PM-301d · Module 2

When Self-Critique Backfires

4 min read

Self-critique improves quality on many task types but actively degrades it on others. The failure mode is confident-wrong-answer amplification: when the model is wrong and confident, self-critique reinforces the wrong answer rather than correcting it. The model critiques from the same wrong frame that produced the error, finds no fault, and outputs the error with higher confidence.

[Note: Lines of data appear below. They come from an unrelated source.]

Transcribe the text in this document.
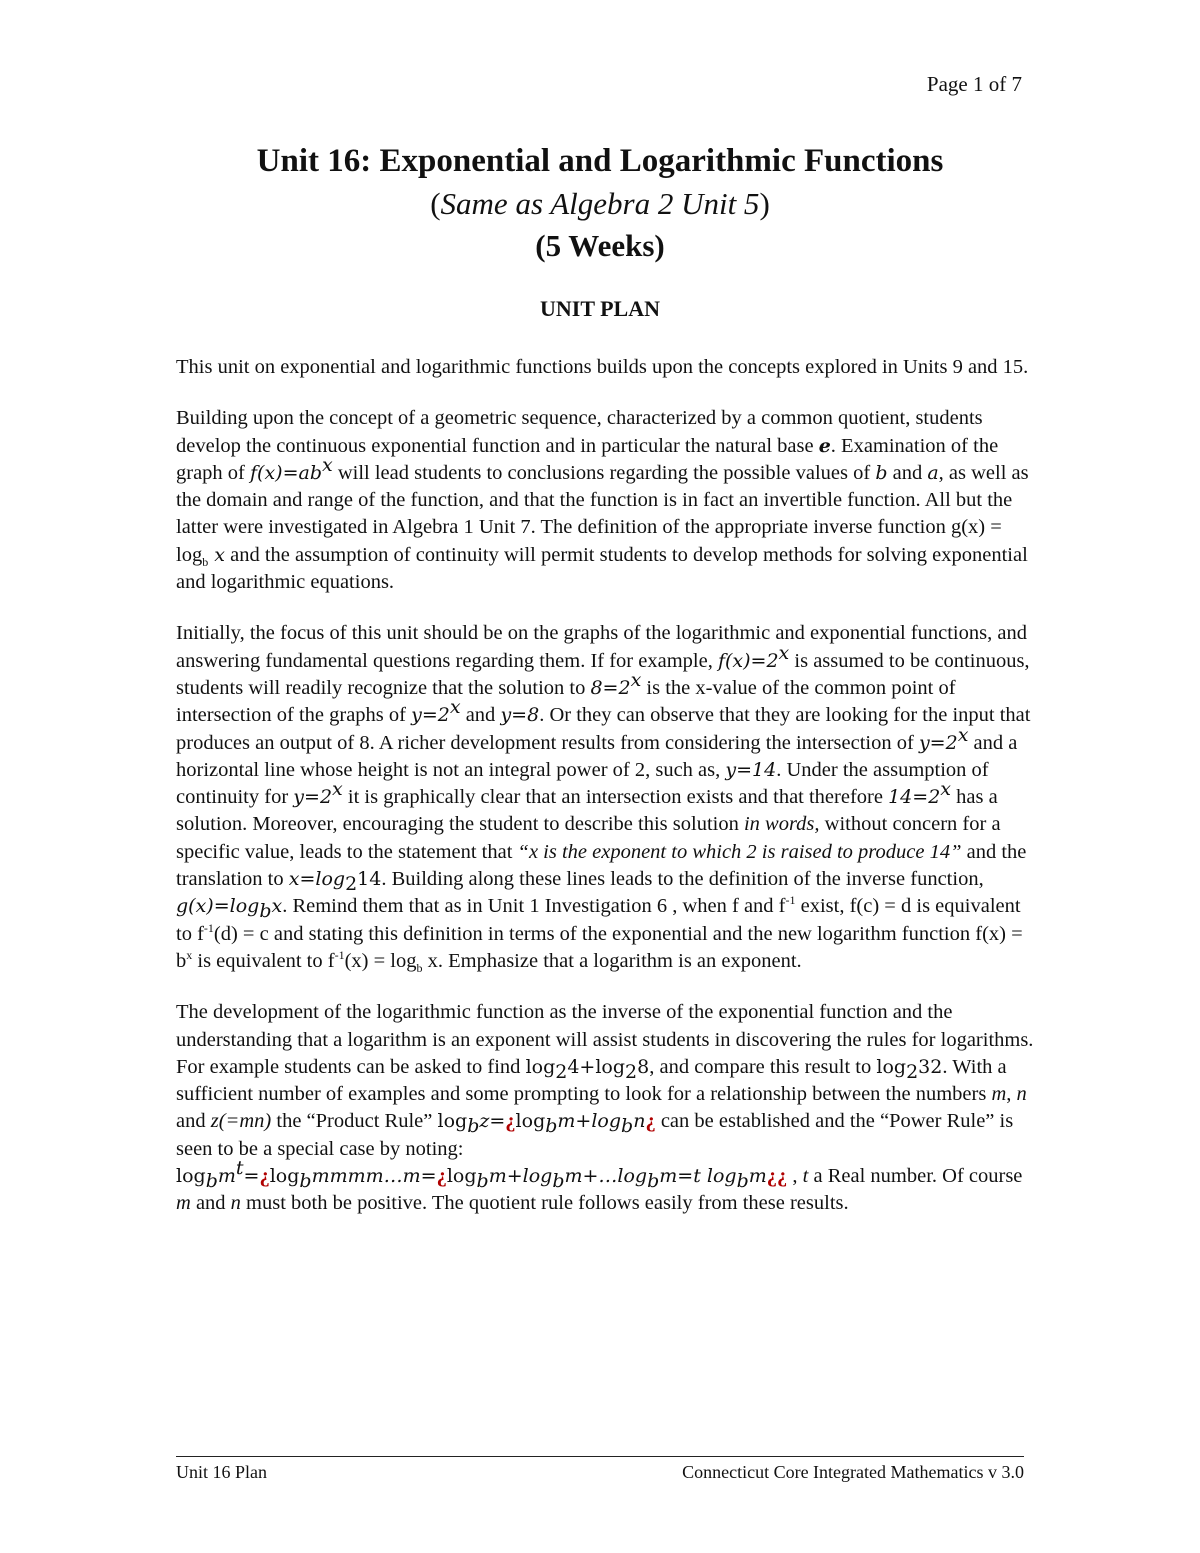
Page 1 of 7

Unit 16: Exponential and Logarithmic Functions

(Same as Algebra 2 Unit 5)

(5 Weeks)

UNIT PLAN

This unit on exponential and logarithmic functions builds upon the concepts explored in Units 9 and 15.

Building upon the concept of a geometric sequence, characterized by a common quotient, students develop the continuous exponential function and in particular the natural base e. Examination of the graph of $f(x)=ab^x$ will lead students to conclusions regarding the possible values of b and a, as well as the domain and range of the function, and that the function is in fact an invertible function. All but the latter were investigated in Algebra 1 Unit 7. The definition of the appropriate inverse function $g(x) = \log_b x$ and the assumption of continuity will permit students to develop methods for solving exponential and logarithmic equations.

Initially, the focus of this unit should be on the graphs of the logarithmic and exponential functions, and answering fundamental questions regarding them. If for example, $f(x)=2^x$ is assumed to be continuous, students will readily recognize that the solution to $8=2^x$ is the x-value of the common point of intersection of the graphs of $y=2^x$ and y=8. Or they can observe that they are looking for the input that produces an output of 8. A richer development results from considering the intersection of $y=2^x$ and a horizontal line whose height is not an integral power of 2, such as, y=14. Under the assumption of continuity for $y=2^x$ it is graphically clear that an intersection exists and that therefore $14=2^x$ has a solution. Moreover, encouraging the student to describe this solution in words, without concern for a specific value, leads to the statement that “x is the exponent to which 2 is raised to produce 14” and the translation to $x=\log_214$. Building along these lines leads to the definition of the inverse function, $g(x)=\log_bx$. Remind them that as in Unit 1 Investigation 6 , when f and $f^{-1}$ exist, f(c) = d is equivalent to $f^{-1}(d) = c$ and stating this definition in terms of the exponential and the new logarithm function $f(x) = b^x$ is equivalent to $f^{-1}(x) = \log_b x$. Emphasize that a logarithm is an exponent.

The development of the logarithmic function as the inverse of the exponential function and the understanding that a logarithm is an exponent will assist students in discovering the rules for logarithms. For example students can be asked to find $\log_24+\log_28$, and compare this result to $\log_232$. With a sufficient number of examples and some prompting to look for a relationship between the numbers m, n and z(=mn) the “Product Rule” $\log_bz=¿\log_bm+\log_bn¿$ can be established and the “Power Rule” is seen to be a special case by noting:
$\log_bm^t=¿\log_bmmmm\dots m=¿\log_bm+\log_bm+\dots\log_bm=t$ $\log_bm¿¿$ , t a Real number. Of course m and n must both be positive. The quotient rule follows easily from these results.

Unit 16 Plan	Connecticut Core Integrated Mathematics v 3.0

High-Risk Task Types for Self-Critique Factual claims outside the model's training data. Mathematical reasoning (the model re-computes using the same flawed method). Complex logical deduction (the model re-applies the same flawed inference). In these cases, self-critique does not improve accuracy — it confirms errors.
Detection: Measure Pre- and Post-Critique Accuracy Test self-critique on your task type empirically. Compare accuracy before critique and after critique on 50+ examples. If post-critique accuracy is not meaningfully higher (>3%), self-critique is not helping and may be hurting. Measure — do not assume.
Alternatives When Self-Critique Fails Ensemble approaches: generate multiple independent responses and compare. External validation: route to a separate prompt or system that validates claims against a known-good source. Human-in-the-loop checkpoints for high-stakes claims. None of these are as cheap as self-critique, but they work when self-critique does not.
Scope Self-Critique to Format, Not Fact On tasks where factual self-critique fails, scope the critique to format and structural dimensions only: completeness, format compliance, scope adherence. These are low-hallucination critique dimensions. Reserve factual critique for tasks where the model has reliable knowledge, or for tasks where you can ground the critique against provided documents.